Phainopepla (Cornell Ornithology Lab)
It cleared off enough for us to walk a couple of miles, although the skeeters was fierce. And then we relocated to the Rio Loco Bar on the river at nearby Martinez Lake, where we could check out a few birds through the plate glass windows behind the bar.

We decided that that was a pretty nice place, so much so that we drove back out there after supper — because I had left my Sibley bird guide lying on the bar that afternoon.

One other question. The Phainopepla has no common name? Really??

March 18, 2015

Don't Be Alarmed! Keep Calm and Click On

Astute readers may have noticed that this blog's URL has changed. It is now www.southernrockiesnatureblog.com.

Maybe that will help in search-engine optimization.

Anyway, the cool kidz say it's cooler.

March 17, 2015

On the Road — By the Lower Colorado River (2)

YumaLanding1885.jpg
"Yuma Landing 1885" by George Rothrock (Wikimedia Commons).
The Colorado River today is not big enough for steamboats at Yuma, Arizona.
Today's walk came courtesy of an article in Orion, "Down by the River," written by Rowan Jacobsen.

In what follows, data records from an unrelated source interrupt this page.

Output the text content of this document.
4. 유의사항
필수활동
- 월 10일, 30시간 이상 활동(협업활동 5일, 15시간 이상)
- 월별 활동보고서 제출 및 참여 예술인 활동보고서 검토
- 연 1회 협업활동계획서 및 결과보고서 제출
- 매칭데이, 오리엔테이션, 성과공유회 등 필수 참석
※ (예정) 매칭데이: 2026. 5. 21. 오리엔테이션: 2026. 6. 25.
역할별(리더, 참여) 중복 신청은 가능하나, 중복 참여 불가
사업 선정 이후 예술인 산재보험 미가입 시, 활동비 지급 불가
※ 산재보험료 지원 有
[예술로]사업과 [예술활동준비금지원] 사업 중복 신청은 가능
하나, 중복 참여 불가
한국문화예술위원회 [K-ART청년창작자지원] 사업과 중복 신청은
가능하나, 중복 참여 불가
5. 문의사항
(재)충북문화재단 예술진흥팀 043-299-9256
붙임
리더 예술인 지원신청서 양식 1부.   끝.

M. and I were headed here anyway to visit my sister and brother-in-law, but we did not know that Yuma, Arizona, is a place where the tamarisk (salt cedar) invasion has been driven back significantly.
Few areas were hit harder [by tamarisk[ than Yuma, and the calamity went beyond the tremendous loss of biodiversity. In 1999, community developer Charlie Flynn took the helm of the Yuma Crossing National Heritage Area, which is part of the National Park Service’s program to foster community-driven stewardship of important natural or cultural landscapes. His task was to bring the riverfront back to life, but he found the area so overgrown with invasive tamarisk thickets that no one could get near the water, and in the few places where people could, they didn’t dare because of drug smugglers who used the abandoned waterway as a thoroughfare. “Once all the non-native vegetation grew up, it was the perfect breeding ground for drug traffic, meth labs, hobo camps, trash dumps,” Flynn explained to me. “You name it, it was down there. It was a no man’s land. People just didn’t go to the river. They were afraid to. Even the police hated going down there. You couldn’t see two feet ahead of you.”
Now you have people like us walking around with binoculars, excited to see birds that are probably commonplace here but not in so much southern Colorado — black phoebe, great-tailed grackles — and American coots, which are common enough in, for instance, the San Luis Valley, but I am not used to seeing little flocks of them walking around in city parks.

At least one of those hobos, whose road name was Lucky, gets his own interpretive sign. Found camping in the thickets, he took a job on the restoration crew and is credited with planting 5,000 trees.
Leveled and diked, some areas can be flooded with water pumped from the river.

Instant cottonwood grove, with drip irrigation.
Built in 1915, closed in the 1980s, reopened in 2002, the Ocean-to-Ocean Bridge is the near one.
The farther bridge carries the railroad (BNSF and Amtrak).